In my opinion, one of the greatest hinderances in getting kids involved with robots is the difficulty in programming them. The root of the difficulty is syntax: So you've got an iRobot Create, want to make it move? Use C, Basic, Python or whatever. Scratch seems like a natural for this.
With the Extension Protocol, I can write a small piece of middleware that would talk to the Create via wireless (Bluetooth maybe?).
I'm not sure where I would put all of the Create protocol parsing and generation. The easy way would be to place it in the middleware, but there is something "just right" about putting it into a microcontroller that is attached to the Create. I think I prefer that way because it offers a future hint of autonomy. Adapting the Scratch Extension Protocol to Create Protocol can be more than a simple protocol translation excercise but evolve into a language of sorts.

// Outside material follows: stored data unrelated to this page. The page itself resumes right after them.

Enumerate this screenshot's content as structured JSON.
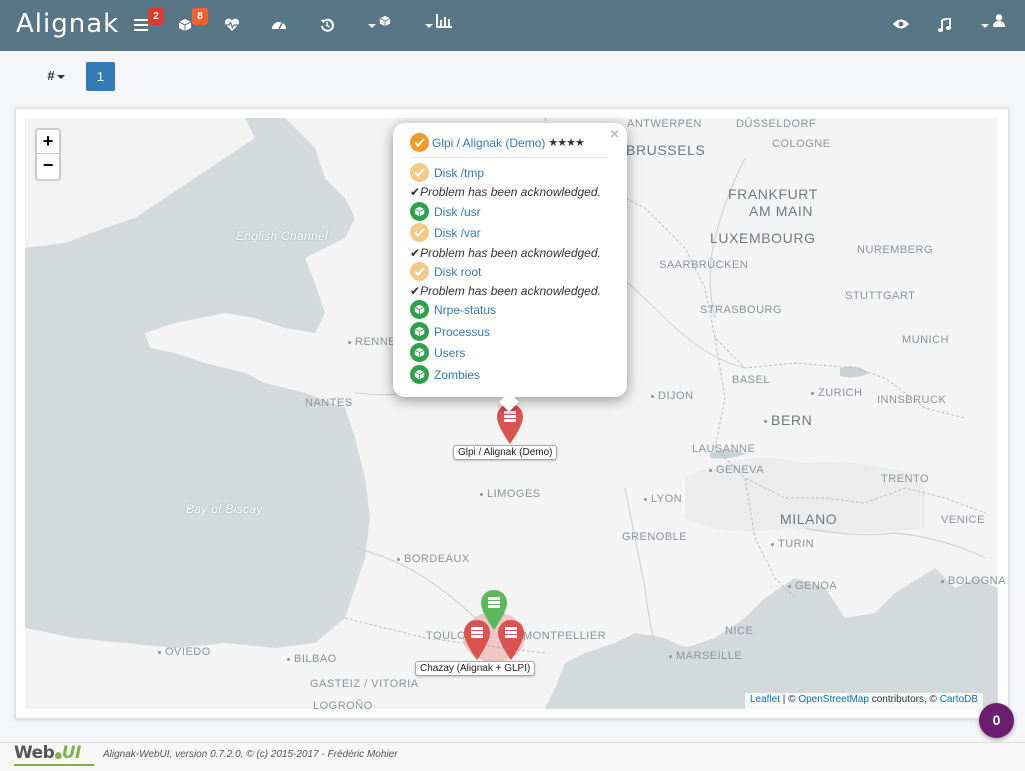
{
  "brand": "Alignak",
  "nav": {
    "problems_badge": "2",
    "impacts_badge": "8",
    "icons": [
      "problems-list-icon",
      "impacts-icon",
      "heartbeat-icon",
      "dashboard-icon",
      "history-icon",
      "groups-dropdown-icon",
      "reports-dropdown-icon",
      "eye-icon",
      "music-icon",
      "user-dropdown-icon"
    ]
  },
  "toolbar": {
    "hash_label": "#",
    "page": "1"
  },
  "map": {
    "zoom_in": "+",
    "zoom_out": "−",
    "labels": {
      "english_channel": "English Channel",
      "bay_of_biscay": "Bay of Biscay",
      "antwerpen": "ANTWERPEN",
      "dusseldorf": "DÜSSELDORF",
      "brussels": "BRUSSELS",
      "cologne": "COLOGNE",
      "frankfurt": "FRANKFURT",
      "am_main": "AM MAIN",
      "luxembourg": "LUXEMBOURG",
      "nuremberg": "NUREMBERG",
      "saarbrucken": "SAARBRÜCKEN",
      "stuttgart": "STUTTGART",
      "strasbourg": "STRASBOURG",
      "rennes": "RENNES",
      "munich": "MUNICH",
      "basel": "BASEL",
      "zurich": "ZURICH",
      "nantes": "NANTES",
      "dijon": "DIJON",
      "bern": "BERN",
      "innsbruck": "INNSBRUCK",
      "lausanne": "LAUSANNE",
      "geneva": "GENEVA",
      "limoges": "LIMOGES",
      "lyon": "LYON",
      "trento": "TRENTO",
      "milano": "MILANO",
      "venice": "VENICE",
      "grenoble": "GRENOBLE",
      "turin": "TURIN",
      "bordeaux": "BORDEAUX",
      "genoa": "GENOA",
      "bologna": "BOLOGNA",
      "toulouse": "TOULOUSE",
      "montpellier": "MONTPELLIER",
      "nice": "NICE",
      "oviedo": "OVIEDO",
      "bilbao": "BILBAO",
      "marseille": "MARSEILLE",
      "gasteiz": "GASTEIZ / VITORIA",
      "logrono": "LOGROÑO"
    },
    "attribution": {
      "leaflet": "Leaflet",
      "sep1": " | © ",
      "osm": "OpenStreetMap",
      "mid": " contributors, © ",
      "carto": "CartoDB"
    }
  },
  "popup": {
    "host": "Glpi / Alignak (Demo)",
    "stars": "★★★★",
    "close": "×",
    "services": [
      {
        "name": "Disk /tmp",
        "state": "acknowledged"
      },
      {
        "name": "Disk /usr",
        "state": "ok"
      },
      {
        "name": "Disk /var",
        "state": "acknowledged"
      },
      {
        "name": "Disk root",
        "state": "acknowledged"
      },
      {
        "name": "Nrpe-status",
        "state": "ok"
      },
      {
        "name": "Processus",
        "state": "ok"
      },
      {
        "name": "Users",
        "state": "ok"
      },
      {
        "name": "Zombies",
        "state": "ok"
      }
    ],
    "ack_text": "Problem has been acknowledged."
  },
  "markers": {
    "glpi_label": "Glpi / Alignak (Demo)",
    "chazay_label": "Chazay (Alignak + GLPI)"
  },
  "counter": "0",
  "footer": {
    "logo_web": "Web",
    "logo_ui": "UI",
    "text": "Alignak-WebUI, version 0.7.2.0, © (c) 2015-2017 - Frédéric Mohier"
  },
  "colors": {
    "navbar": "#587685",
    "ok": "#2ca14a",
    "acknowledged": "#f5ca89",
    "warning": "#f29a23",
    "critical_marker": "#d9534f",
    "ok_marker": "#5cb85c",
    "counter": "#6c1e6e",
    "link": "#337ab7"
  }
}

- You develop your ScratchCreate script in Scratch, first controlling an on screen Sprite that represents the iRobot Create.
- You then launch the middleware and continue to debug the script but now control an actual Create wirelessly.
- Once you've got it working the way you want, you download the Scratch script into the microcontroller running the Create.
Voila, you now have an autonomous robot!
This is a powerful concept. I know there are similiar commercial variations on this, but there is something that resonates differently here for me. I'll have to figure out what and write in more detail as to why.